Homemade confetti tutorial


Homemade confetti is not only quick and easy to make, it’s also completely biodegradable.

For the purposes of populating my blog I have revisited some old projects from this year so although this isn’t particularly seasonal, it’s a good tutorial and a project that I have repeated again and again.

I have the pleasure of being involved in many weddings through the handcrafted bespoke gifts in my Etsy shop.

I think whenever you give a wedding gift it should show the couple how much you care about them. It should be something that’s chosen with love, and if it’s handmade with a personal touch, specifically for the happy couple, then even better.


Super easy handmade, natural petal confetti

When planning for a friend’s wedding in the summer, with my brain on ‘handmade’ overdrive, I started thinking about  ways I could bring something individual, made with love and care, to this special day.


We also had a few rain damaged roses which, once they’d spent a day in the sunshine drying out, were ideal for this project.  Never again will I think in despair “what can I do with dying flowers?”.

An added advantage of this wonderful confetti – as if it could’t get any better – is that it is completely biodegradable.

Whenever I am invited to a  wedding again my homemade confetti will be coming with me!

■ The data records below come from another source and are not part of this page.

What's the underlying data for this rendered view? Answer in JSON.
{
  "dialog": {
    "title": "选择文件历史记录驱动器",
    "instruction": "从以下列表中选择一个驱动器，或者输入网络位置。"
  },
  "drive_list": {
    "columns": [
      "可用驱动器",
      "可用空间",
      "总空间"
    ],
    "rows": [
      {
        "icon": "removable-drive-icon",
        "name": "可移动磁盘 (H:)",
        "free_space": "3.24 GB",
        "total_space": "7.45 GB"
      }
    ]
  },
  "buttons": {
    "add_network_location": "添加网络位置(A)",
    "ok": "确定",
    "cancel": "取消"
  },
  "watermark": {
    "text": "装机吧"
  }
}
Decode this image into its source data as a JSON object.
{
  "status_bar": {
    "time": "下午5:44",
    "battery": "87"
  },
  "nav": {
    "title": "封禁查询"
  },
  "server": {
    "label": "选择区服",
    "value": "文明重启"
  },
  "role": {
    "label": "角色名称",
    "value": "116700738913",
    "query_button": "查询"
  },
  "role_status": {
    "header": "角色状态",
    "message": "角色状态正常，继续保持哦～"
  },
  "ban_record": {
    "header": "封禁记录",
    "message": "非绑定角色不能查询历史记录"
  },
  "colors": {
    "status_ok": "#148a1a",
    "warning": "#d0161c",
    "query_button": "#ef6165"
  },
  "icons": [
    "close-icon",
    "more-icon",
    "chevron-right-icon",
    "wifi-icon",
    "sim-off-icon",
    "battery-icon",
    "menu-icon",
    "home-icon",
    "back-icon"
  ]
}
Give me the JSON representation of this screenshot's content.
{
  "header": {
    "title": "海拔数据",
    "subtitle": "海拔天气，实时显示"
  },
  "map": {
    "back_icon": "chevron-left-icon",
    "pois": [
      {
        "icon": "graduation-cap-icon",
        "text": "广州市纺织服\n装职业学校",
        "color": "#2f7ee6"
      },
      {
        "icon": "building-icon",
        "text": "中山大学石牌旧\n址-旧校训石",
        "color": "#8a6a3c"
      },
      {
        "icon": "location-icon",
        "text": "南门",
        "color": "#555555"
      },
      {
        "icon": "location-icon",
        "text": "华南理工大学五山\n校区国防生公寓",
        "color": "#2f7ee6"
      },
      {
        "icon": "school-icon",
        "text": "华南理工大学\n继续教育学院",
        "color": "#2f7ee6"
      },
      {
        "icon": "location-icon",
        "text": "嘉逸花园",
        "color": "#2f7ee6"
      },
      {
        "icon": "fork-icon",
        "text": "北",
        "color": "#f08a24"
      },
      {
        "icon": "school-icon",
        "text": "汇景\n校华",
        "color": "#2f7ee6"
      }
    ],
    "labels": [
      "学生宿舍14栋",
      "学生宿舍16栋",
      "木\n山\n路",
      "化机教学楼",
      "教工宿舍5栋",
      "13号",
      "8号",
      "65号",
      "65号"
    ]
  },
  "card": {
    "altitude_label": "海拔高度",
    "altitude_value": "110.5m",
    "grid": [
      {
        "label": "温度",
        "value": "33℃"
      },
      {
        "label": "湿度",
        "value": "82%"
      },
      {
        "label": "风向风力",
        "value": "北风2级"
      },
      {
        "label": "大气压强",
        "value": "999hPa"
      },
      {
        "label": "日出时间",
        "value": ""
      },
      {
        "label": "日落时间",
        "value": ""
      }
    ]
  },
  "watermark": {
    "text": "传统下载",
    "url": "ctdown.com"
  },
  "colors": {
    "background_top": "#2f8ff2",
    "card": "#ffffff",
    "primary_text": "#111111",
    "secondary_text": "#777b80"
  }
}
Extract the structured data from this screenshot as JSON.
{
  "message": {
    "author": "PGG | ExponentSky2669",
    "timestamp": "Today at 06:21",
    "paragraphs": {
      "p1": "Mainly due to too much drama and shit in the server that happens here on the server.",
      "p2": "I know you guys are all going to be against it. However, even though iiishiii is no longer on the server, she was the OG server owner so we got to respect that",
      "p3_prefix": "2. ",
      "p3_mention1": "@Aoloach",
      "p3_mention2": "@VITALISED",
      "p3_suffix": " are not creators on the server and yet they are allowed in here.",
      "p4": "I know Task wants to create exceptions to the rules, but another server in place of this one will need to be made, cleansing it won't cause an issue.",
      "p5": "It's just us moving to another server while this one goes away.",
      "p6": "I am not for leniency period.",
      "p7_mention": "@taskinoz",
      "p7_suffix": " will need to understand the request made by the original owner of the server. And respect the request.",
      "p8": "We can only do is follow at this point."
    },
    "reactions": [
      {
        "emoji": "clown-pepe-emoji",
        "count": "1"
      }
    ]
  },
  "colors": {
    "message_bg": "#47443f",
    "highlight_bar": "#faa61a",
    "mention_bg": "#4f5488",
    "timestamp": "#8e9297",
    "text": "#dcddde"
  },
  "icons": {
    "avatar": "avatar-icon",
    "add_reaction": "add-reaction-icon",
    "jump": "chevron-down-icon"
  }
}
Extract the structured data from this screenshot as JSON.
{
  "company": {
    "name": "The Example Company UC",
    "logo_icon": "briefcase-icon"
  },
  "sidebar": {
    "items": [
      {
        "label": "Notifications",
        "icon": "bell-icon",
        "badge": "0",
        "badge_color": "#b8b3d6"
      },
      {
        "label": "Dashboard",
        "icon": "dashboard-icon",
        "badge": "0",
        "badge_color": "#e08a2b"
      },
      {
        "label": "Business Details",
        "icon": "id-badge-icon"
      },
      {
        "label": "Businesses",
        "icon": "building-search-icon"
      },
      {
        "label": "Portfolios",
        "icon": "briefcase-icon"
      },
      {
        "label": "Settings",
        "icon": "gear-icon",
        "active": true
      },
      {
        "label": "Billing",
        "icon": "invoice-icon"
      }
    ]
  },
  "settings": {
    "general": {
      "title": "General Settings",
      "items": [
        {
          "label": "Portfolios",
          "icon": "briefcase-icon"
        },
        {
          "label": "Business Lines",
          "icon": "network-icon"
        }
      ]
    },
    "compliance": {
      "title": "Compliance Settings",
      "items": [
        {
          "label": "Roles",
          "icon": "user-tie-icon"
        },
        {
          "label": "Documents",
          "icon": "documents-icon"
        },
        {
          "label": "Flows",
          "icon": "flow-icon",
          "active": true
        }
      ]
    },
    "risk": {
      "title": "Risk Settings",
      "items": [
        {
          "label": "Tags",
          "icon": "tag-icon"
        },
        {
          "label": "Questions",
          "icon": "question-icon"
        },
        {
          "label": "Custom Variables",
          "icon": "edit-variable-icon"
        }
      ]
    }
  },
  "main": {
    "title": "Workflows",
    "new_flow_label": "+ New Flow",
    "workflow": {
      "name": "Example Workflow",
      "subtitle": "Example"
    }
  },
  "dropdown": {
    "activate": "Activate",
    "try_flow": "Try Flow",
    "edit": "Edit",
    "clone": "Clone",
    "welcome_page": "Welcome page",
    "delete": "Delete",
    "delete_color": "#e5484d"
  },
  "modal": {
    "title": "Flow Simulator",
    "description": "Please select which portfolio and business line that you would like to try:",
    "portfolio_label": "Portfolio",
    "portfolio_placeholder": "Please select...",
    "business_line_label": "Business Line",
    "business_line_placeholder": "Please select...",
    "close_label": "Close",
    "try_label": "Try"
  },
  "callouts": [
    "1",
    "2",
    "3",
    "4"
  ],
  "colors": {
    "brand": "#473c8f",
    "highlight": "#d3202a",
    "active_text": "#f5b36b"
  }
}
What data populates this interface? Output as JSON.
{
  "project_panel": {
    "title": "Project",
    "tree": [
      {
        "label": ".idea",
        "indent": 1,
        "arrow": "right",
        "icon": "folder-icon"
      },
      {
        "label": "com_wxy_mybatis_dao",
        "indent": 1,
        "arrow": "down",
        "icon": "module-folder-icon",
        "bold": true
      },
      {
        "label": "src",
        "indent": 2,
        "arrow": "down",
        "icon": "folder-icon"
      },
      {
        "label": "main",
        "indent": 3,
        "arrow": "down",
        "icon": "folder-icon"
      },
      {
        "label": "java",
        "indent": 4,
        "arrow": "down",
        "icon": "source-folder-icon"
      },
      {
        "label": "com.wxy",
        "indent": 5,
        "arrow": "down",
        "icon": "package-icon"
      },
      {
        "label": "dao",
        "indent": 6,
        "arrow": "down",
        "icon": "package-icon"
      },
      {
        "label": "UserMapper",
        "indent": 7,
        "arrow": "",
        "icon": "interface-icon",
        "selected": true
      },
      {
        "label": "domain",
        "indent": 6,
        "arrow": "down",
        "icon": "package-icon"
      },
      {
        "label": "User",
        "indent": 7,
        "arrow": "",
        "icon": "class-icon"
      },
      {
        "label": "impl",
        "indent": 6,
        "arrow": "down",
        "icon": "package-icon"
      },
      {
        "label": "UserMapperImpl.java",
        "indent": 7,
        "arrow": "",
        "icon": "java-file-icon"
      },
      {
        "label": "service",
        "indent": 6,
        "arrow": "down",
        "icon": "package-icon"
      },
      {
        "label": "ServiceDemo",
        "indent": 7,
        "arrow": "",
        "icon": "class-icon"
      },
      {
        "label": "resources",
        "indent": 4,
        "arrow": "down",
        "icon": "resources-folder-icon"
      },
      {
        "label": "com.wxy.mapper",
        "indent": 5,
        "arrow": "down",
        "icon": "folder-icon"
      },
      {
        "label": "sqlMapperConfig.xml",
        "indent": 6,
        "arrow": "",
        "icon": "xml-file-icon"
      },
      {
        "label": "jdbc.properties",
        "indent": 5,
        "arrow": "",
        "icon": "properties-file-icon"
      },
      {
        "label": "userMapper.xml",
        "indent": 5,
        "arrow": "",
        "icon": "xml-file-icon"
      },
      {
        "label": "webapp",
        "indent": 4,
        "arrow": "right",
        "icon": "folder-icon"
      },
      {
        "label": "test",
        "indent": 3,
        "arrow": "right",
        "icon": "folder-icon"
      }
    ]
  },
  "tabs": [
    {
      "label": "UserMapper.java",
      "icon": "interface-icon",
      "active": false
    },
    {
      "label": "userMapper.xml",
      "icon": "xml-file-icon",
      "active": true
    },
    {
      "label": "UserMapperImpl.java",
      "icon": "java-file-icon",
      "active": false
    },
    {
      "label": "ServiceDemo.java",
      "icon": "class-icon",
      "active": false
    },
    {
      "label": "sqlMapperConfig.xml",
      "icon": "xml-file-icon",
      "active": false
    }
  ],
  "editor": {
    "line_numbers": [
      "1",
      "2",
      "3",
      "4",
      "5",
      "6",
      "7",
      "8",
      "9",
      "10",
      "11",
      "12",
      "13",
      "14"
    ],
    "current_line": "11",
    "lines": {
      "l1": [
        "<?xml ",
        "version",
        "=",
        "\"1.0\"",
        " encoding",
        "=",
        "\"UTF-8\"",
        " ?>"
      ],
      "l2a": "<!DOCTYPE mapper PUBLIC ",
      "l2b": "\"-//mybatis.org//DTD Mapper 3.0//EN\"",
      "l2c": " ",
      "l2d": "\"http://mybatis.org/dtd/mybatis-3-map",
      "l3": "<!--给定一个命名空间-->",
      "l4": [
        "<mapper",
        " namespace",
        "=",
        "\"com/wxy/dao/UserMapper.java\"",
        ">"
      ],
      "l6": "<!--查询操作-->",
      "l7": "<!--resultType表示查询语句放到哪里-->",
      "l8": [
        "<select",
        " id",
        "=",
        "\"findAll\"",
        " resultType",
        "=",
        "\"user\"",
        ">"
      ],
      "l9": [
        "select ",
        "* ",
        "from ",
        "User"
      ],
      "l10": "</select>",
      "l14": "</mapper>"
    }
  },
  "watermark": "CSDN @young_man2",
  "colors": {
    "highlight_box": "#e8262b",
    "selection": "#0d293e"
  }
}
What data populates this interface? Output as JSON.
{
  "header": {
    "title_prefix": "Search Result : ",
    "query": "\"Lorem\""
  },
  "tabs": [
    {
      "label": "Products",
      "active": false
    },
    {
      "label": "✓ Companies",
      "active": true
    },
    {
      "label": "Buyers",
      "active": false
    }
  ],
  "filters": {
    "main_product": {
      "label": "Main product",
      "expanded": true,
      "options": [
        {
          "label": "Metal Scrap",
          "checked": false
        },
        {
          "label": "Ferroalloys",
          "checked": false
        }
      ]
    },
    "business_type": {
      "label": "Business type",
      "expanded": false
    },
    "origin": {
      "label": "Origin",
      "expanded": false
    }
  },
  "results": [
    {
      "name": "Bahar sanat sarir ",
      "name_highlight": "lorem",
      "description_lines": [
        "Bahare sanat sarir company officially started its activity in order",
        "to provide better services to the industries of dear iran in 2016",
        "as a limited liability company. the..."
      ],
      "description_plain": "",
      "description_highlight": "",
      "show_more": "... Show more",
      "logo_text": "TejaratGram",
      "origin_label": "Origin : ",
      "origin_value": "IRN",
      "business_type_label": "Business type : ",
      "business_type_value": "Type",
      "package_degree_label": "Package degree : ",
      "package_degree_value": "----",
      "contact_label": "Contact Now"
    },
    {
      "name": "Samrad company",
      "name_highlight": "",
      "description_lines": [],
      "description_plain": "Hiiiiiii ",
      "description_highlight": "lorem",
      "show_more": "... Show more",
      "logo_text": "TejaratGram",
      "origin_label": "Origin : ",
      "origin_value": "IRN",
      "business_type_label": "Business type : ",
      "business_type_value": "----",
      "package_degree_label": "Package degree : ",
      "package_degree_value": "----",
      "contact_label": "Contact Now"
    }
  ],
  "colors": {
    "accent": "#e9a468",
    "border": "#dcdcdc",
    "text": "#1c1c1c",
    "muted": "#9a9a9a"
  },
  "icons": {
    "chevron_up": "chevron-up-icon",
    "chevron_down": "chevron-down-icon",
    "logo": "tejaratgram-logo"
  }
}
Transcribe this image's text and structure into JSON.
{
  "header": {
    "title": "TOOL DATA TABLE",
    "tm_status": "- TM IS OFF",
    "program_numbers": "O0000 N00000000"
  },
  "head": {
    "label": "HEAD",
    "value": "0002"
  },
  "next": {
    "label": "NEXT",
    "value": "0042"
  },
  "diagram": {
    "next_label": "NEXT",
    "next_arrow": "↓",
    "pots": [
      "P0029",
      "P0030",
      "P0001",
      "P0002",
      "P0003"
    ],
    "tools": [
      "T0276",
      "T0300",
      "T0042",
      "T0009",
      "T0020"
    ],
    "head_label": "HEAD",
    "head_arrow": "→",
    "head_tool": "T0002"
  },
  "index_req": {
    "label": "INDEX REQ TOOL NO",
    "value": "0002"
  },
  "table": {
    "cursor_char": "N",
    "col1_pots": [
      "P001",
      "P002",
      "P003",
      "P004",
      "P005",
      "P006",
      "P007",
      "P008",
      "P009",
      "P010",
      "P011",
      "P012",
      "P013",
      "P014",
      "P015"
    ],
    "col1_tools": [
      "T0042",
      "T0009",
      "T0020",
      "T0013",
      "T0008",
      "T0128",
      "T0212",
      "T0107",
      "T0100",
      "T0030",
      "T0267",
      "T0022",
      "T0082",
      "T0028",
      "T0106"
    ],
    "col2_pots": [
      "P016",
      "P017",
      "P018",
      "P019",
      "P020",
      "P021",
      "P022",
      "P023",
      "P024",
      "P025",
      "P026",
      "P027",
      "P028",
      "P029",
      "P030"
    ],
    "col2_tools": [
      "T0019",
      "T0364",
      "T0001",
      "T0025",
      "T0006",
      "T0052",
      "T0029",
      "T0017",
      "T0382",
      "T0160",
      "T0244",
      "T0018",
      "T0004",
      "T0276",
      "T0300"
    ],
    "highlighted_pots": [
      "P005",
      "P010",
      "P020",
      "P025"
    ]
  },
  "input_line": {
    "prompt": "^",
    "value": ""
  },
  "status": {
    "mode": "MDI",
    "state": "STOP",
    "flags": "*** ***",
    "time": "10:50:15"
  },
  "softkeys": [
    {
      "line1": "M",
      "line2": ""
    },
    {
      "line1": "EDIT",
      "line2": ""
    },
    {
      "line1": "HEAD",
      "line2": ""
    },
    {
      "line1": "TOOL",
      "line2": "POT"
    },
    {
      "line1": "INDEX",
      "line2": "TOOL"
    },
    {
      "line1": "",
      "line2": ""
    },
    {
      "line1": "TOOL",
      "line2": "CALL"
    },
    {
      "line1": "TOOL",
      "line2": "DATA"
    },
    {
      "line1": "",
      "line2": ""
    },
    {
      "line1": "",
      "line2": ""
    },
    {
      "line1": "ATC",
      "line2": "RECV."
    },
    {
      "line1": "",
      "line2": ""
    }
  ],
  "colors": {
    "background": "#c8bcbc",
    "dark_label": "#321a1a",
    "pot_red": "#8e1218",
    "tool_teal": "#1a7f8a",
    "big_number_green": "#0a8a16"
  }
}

Blooms past their best are perfect for homemade natural confetti

Step 1 – Choose your flowers. I generally use roses and peonies as the petals seem to dry to a nice crisp finish and they don’t take too long. I tried it with purple Lisianthus but the petals were just too waxy and they didn’t dry out at all. Even if your blooms are on the turn, they’ll still be fine for homemade confetti, as long as they haven’t completely shrivelled up. Brightly colououred blooms, red, burgundy and pink work best.


Petals need to dry without touching each other

Step 2 – Line a few baking trays or cardboard boxes / lids with kitchen roll. Gently remove the petals one by one from the flower head. Lay out each petal on the paper towel making sure that the petals do not touch. If they do they will dry together. It will take up quite a bit of kitchen roll to keep them spaced out properly but they can be condensed in the next step.

Step 3 – Leave the petals to dry in a cool and shady place, away from direct sunlight. After a couple of days, the petals will have started to dry out and will have reduced in size. At this stage you can condense down the number of trays you need as the petals can be moved closer together. Repeat this step every four or five days. As you remove the kitchen towel you can fold it and keep it for the next confetti project. Waste not, want not!
Step 4 – Once the petals have completely dried – around three weeks – they can be gathered up and stored. I have kept some in jars and some in paper bags. If you use jars, leave the lid off or make sure it isn’t sealed as this can make the petals soften again and sometimes they will start to smell. I took my confetti to the wedding in a handmade paper bag by following this tutorial by Hello Sandwich. I omitted the handles and instead folded the top over and secured with washi tape.